Un canone d’affitto troppo alto, nessun accordo per rimodularlo, oltre duecento famiglie col fiato sospeso: la Rinascente di Palermo è ancora appesa un filo e nei primi di novembre le sue vetrine potrebbero aggiungersi a quelle vuote contate in via Roma da Confcommercio. Il gruppo infatti ha già manifestato l’impossibilità di pagare i due milioni 400 mila euro di canone annuo che fino al mese scorso era tenuto a corrispondere a Fabrica Immobiliare, società che gestisce l’edificio per l’ente previdenziale di ingegneri e architetti Inarcassa.

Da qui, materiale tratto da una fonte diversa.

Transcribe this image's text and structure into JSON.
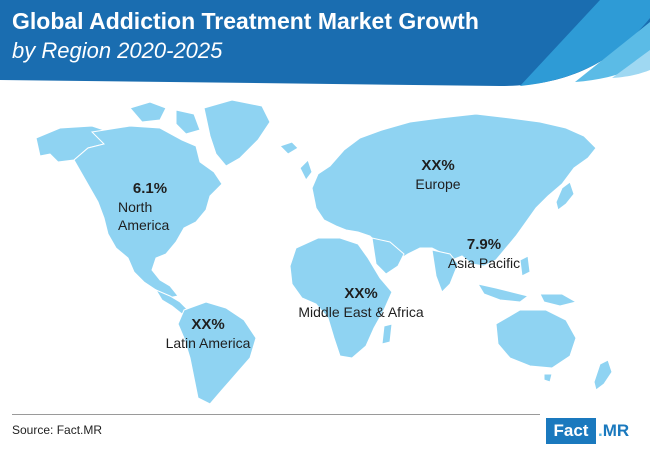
{
  "header": {
    "title": "Global Addiction Treatment Market Growth",
    "subtitle": "by Region 2020-2025"
  },
  "colors": {
    "header_blue": "#1a6db0",
    "accent_light_blue": "#5bbbe6",
    "land": "#8fd3f2"
  },
  "regions": {
    "north_america": {
      "value": "6.1%",
      "name_line1": "North",
      "name_line2": "America"
    },
    "europe": {
      "value": "XX%",
      "name": "Europe"
    },
    "asia_pacific": {
      "value": "7.9%",
      "name": "Asia Pacific"
    },
    "middle_east_africa": {
      "value": "XX%",
      "name": "Middle East & Africa"
    },
    "latin_america": {
      "value": "XX%",
      "name": "Latin America"
    }
  },
  "footer": {
    "source": "Source: Fact.MR",
    "logo_box": "Fact",
    "logo_dot": ".",
    "logo_tail": "MR"
  }
}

Nonostante scioperi e manifestazioni appoggiati da tutta la città e un recente incontro fra i dipendenti e l’arcivescovo Corrado Lorefice, finora nulla è cambiato.

“Succede in tutta Italia”

Per qualcun altro, quello di via Roma è un destino già scritto da tempo e accomuna diversi centri storici italiani. È il caso di Salvatore Longo, vicepresidente nazionale del Movimento imprese ospitalità e titolare del ristorante Salmoriglio, il quale osserva che“si sono avverate diverse previsioni fatte subito dopo il lockdown. Vero, gli enti locali non si muovono, ma non può dipendere tutto da loro: da vicepresidente di un’associazione nazionale seguo diversi canali e posso dire che tanti centri storici sono abbandonati”. La sua constatazione è che “via Roma è stata resa un luogo in cui non conviene più nessun investimento, non c’è nessun interesse commerciale, e in cui piove sul bagnato con una Ztl per molti versi giusta ma reinserita in un momento sbagliato”.

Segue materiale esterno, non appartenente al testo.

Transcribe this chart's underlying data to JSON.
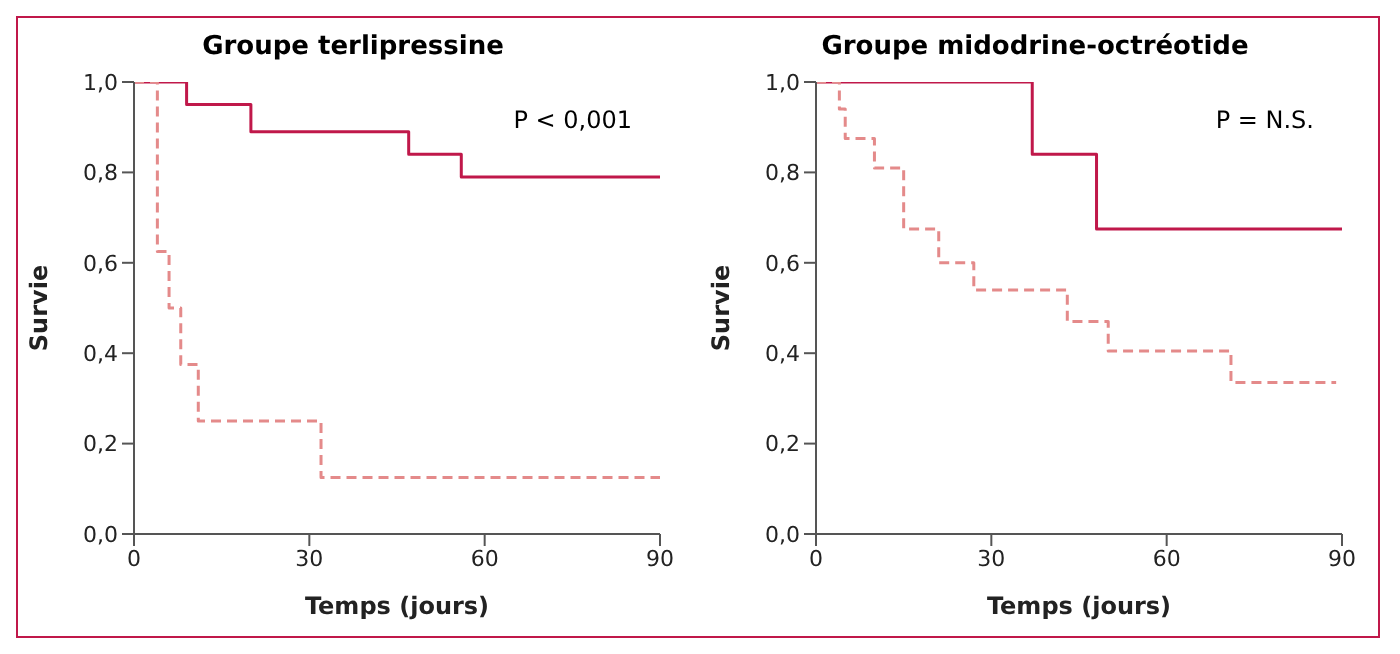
{
  "chart_data": [
    {
      "type": "step",
      "title": "Groupe terlipressine",
      "xlabel": "Temps (jours)",
      "ylabel": "Survie",
      "annotations": [
        "P < 0,001"
      ],
      "xlim": [
        0,
        90
      ],
      "xticks": [
        0,
        30,
        60,
        90
      ],
      "ylim": [
        0,
        1
      ],
      "yticks": [
        {
          "value": 0,
          "label": "0,0"
        },
        {
          "value": 0.2,
          "label": "0,2"
        },
        {
          "value": 0.4,
          "label": "0,4"
        },
        {
          "value": 0.6,
          "label": "0,6"
        },
        {
          "value": 0.8,
          "label": "0,8"
        },
        {
          "value": 1,
          "label": "1,0"
        }
      ],
      "grid": false,
      "legend": false,
      "series": [
        {
          "color": "#c0184a",
          "line_style": "solid",
          "x": [
            0,
            9,
            20,
            47,
            56,
            90
          ],
          "values": [
            1,
            0.95,
            0.89,
            0.84,
            0.79,
            0.79
          ]
        },
        {
          "color": "#e48a8a",
          "line_style": "dashed",
          "x": [
            0,
            4,
            6,
            8,
            11,
            32,
            90
          ],
          "values": [
            1,
            0.625,
            0.5,
            0.375,
            0.25,
            0.125,
            0.125
          ]
        }
      ]
    },
    {
      "type": "step",
      "title": "Groupe midodrine-octréotide",
      "xlabel": "Temps (jours)",
      "ylabel": "Survie",
      "annotations": [
        "P = N.S."
      ],
      "xlim": [
        0,
        90
      ],
      "xticks": [
        0,
        30,
        60,
        90
      ],
      "ylim": [
        0,
        1
      ],
      "yticks": [
        {
          "value": 0,
          "label": "0,0"
        },
        {
          "value": 0.2,
          "label": "0,2"
        },
        {
          "value": 0.4,
          "label": "0,4"
        },
        {
          "value": 0.6,
          "label": "0,6"
        },
        {
          "value": 0.8,
          "label": "0,8"
        },
        {
          "value": 1,
          "label": "1,0"
        }
      ],
      "grid": false,
      "legend": false,
      "series": [
        {
          "color": "#c0184a",
          "line_style": "solid",
          "x": [
            0,
            37,
            48,
            90
          ],
          "values": [
            1,
            0.84,
            0.675,
            0.675
          ]
        },
        {
          "color": "#e48a8a",
          "line_style": "dashed",
          "x": [
            0,
            4,
            5,
            10,
            15,
            21,
            27,
            43,
            50,
            71,
            89
          ],
          "values": [
            1,
            0.94,
            0.875,
            0.81,
            0.675,
            0.6,
            0.54,
            0.47,
            0.405,
            0.335,
            0.335
          ]
        }
      ]
    }
  ]
}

“Quanto alle posizioni di Comune e Regione – prosegue Longo – noi esercenti accusiamo danni su danni: continuano i controlli rivolti a noi e non all’utenza finale, quei cittadini che da mercoledì scorso dovrebbero stare con la mascherina sempre e comunque in tutta la Sicilia ma continuano a riversarsi fuori dai nostri locali senza indossarla. Però poi a dover chiudere siamo noi. Sembra quasi che il problema si riduca tutto al commerciante – conclude – quando invece manca un serio ragionamento alla base: prima di trasformare qualcosa in legge chiedersi quali sono le conseguenze, senza guardare solo alle cause scatenanti”.